Le Décret sur le théâtres de 1807 va plus loin et fixe le nombre maximum de salles à Paris à huit afin d’empêcher un trop grand espace d'expression et de mieux les contrôler. Ainsi, ces théâtres ne sont autorisés qu'à jouer certains styles de pièces. Les tragédies sont jouées exclusivement au Théâtre-Français (nom de la Comédie Française sous Napoléon), et ne peuvent plus être représentées au Théâtre des Variétés. À l'inverse, les pièces comiques (souvent grivoises) qui sont jouées au Théâtre des Variétés n'ont plus droit de cité au Théâtre Français.


On peut noter, par ailleurs, que ce type de décision ne relève pas du ministère des affaires culturelles ou de la culture, simplement car il n'est pas encore existant (sa première version date de 1959). Comme il en a été fait mention précédemment, les lois relevant des affaires culturelles sont gérées par d'autres ministères. Ainsi, en 1807, c'est le ministère de l'Intérieur qui met en place ce décret pour limiter les troubles à l'ordre public liés aux salles de spectacles, qui étaient en plein essor depuis la Révolution française.
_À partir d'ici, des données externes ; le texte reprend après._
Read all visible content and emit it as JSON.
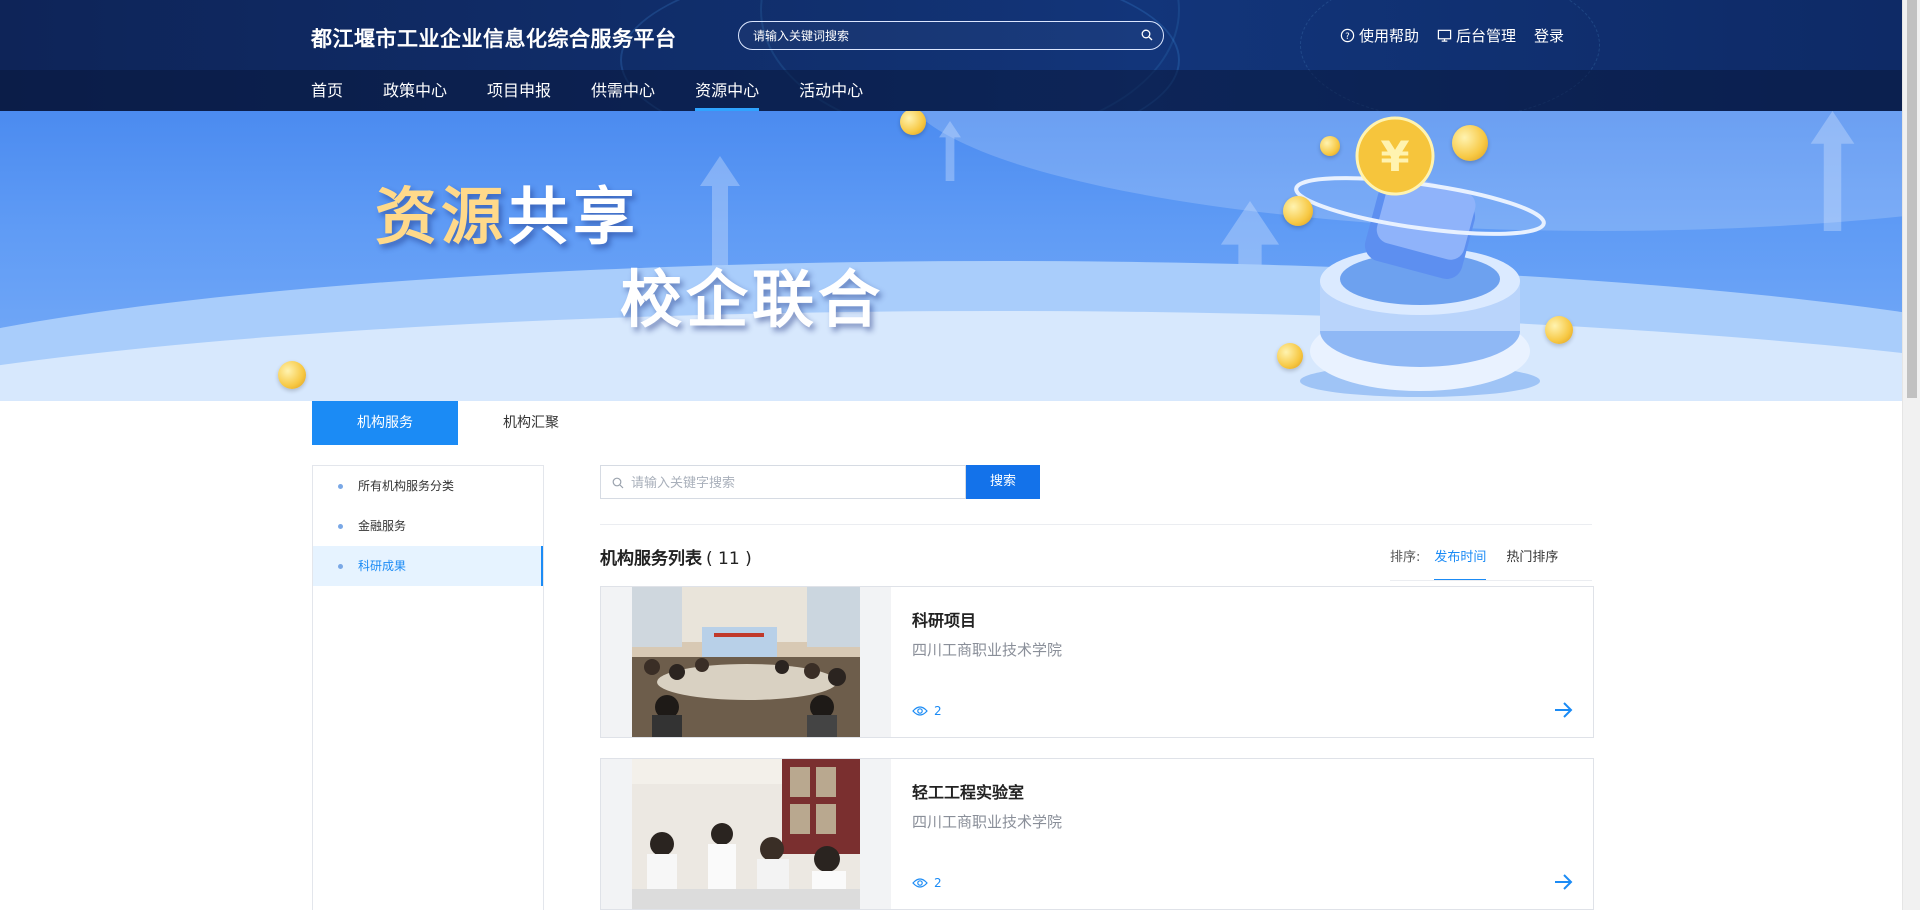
{
  "header": {
    "site_title": "都江堰市工业企业信息化综合服务平台",
    "search_placeholder": "请输入关键词搜索",
    "links": [
      {
        "label": "使用帮助",
        "icon": "help-circle-icon"
      },
      {
        "label": "后台管理",
        "icon": "monitor-icon"
      },
      {
        "label": "登录",
        "icon": ""
      }
    ]
  },
  "nav": {
    "items": [
      "首页",
      "政策中心",
      "项目申报",
      "供需中心",
      "资源中心",
      "活动中心"
    ],
    "active": "资源中心"
  },
  "banner": {
    "line1_a": "资源",
    "line1_b": "共享",
    "line2": "校企联合"
  },
  "tabs": {
    "items": [
      "机构服务",
      "机构汇聚"
    ],
    "active": "机构服务"
  },
  "sidebar": {
    "items": [
      "所有机构服务分类",
      "金融服务",
      "科研成果"
    ],
    "active": "科研成果"
  },
  "search": {
    "placeholder": "请输入关键字搜索",
    "button": "搜索"
  },
  "list": {
    "title": "机构服务列表",
    "count": "( 11 )",
    "sort_label": "排序:",
    "sort_options": [
      "发布时间",
      "热门排序"
    ],
    "sort_active": "发布时间",
    "items": [
      {
        "name": "科研项目",
        "org": "四川工商职业技术学院",
        "views": "2"
      },
      {
        "name": "轻工工程实验室",
        "org": "四川工商职业技术学院",
        "views": "2"
      }
    ]
  },
  "colors": {
    "primary": "#1b8bf5",
    "header_bg": "#0e2458",
    "search_button": "#1372ea"
  }
}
En la matière, la saisie de ce ministère en particulier soulève le point intéressant que l'art est traité comme un danger pour l'ordre public, tout du moins le théâtre, par les autorités de l'époque... Sans grand étonnement, ce décret sera maintenu après la chute de l'Empire. Ce n'est qu'en 1864 que Napoléon III signe un décret visant à libéraliser l'activité théâtrale et la fondre complètement dans le système économique déjà libéral du Second Empire.


 

Appendice : parenthèse autour du terme « classique »


Ce terme revient à tire-larigot lorsqu'il est question d'arts et de culture. Il regroupe un grand nombre de sens différents et il ne faut pas se laisser avoir, car ce dernier peut très vite devenir un grand fourre-tout. C'est d'abord une référence à l'époque classique, c'est-à-dire celle de l'Âge d'Or athénien dans l'Antiquité (grossièrement les VIe et Ve siècles avant notre ère), période dont va conséquemment s'inspirer tout un courant de pensée à la Renaissance en Occident, c'est-à-dire à partir du XIV-XVe siècle. Le cœur de la pensée de la Renaissance est de se placer en opposition à la culture médiévale. Le terme « Moyen-Âge » apparaît d'ailleurs en Italie à cette époque (peut-être sous la plume de l'historien Flavio Biondo né en 1388 ou 1392 et mort en 1463), comportant un sens très péjoratif, celui d'une période moyenne, sans intérêt, où l'humanité aurait au mieux stagné, au pire régressé. La renaissance, en opposition à cette époque pourtant extrêmement innovante, s'inspire alors d'un passé perçu comme plus glorieux : l'époque classique de la Grèce Antique.


Cette inspiration va déboucher sur la création de la perspective par plans, l'architecture changeant pour se rapprocher de celle de la Grèce Antique -un trait qu'on retrouve dans l'architecture napoléonienne, inspirée cette fois, par une symbolique et un opportunisme politiques évidents, plutôt par le modèle romain antique. On nomme donc régulièrement « classique » ou « néo-classique » à peu près tout ce qui découle de cette époque. C'est le cas par exemple pour la musique occidentale, qu'on nomme vulgairement « musique classique ». Or, la « musique classique » est un mouvement du XVIIIe siècle, qui apparaît légèrement après le Classicisme, qui est lui-même un mouvement artistique à part. Vous suivez ? On a donc tendance à nommer abusivement « classique » tout ce qui sort de cette période. De fait, le terme permet peu à peu de nommer tout ce qui est ancien, tout ce qui référence et finalement tout ce qui fait autorité en matière artistique. On parle d'ailleurs des « classiques » pour nommer le savoir de base, pour nommer ce qui sert de fondations à l'étude et à l'enseignement. Le terme « classique » représente donc à la fois l'Antiquité grecque et l'inspiration qu'en ont eu les occidentaux près de deux mille ans plus tard, jusqu'à nous faire peu à peu utiliser le « classique » pour nommer ce qui est la base, ce qui fonde notre savoir et notre culture collective.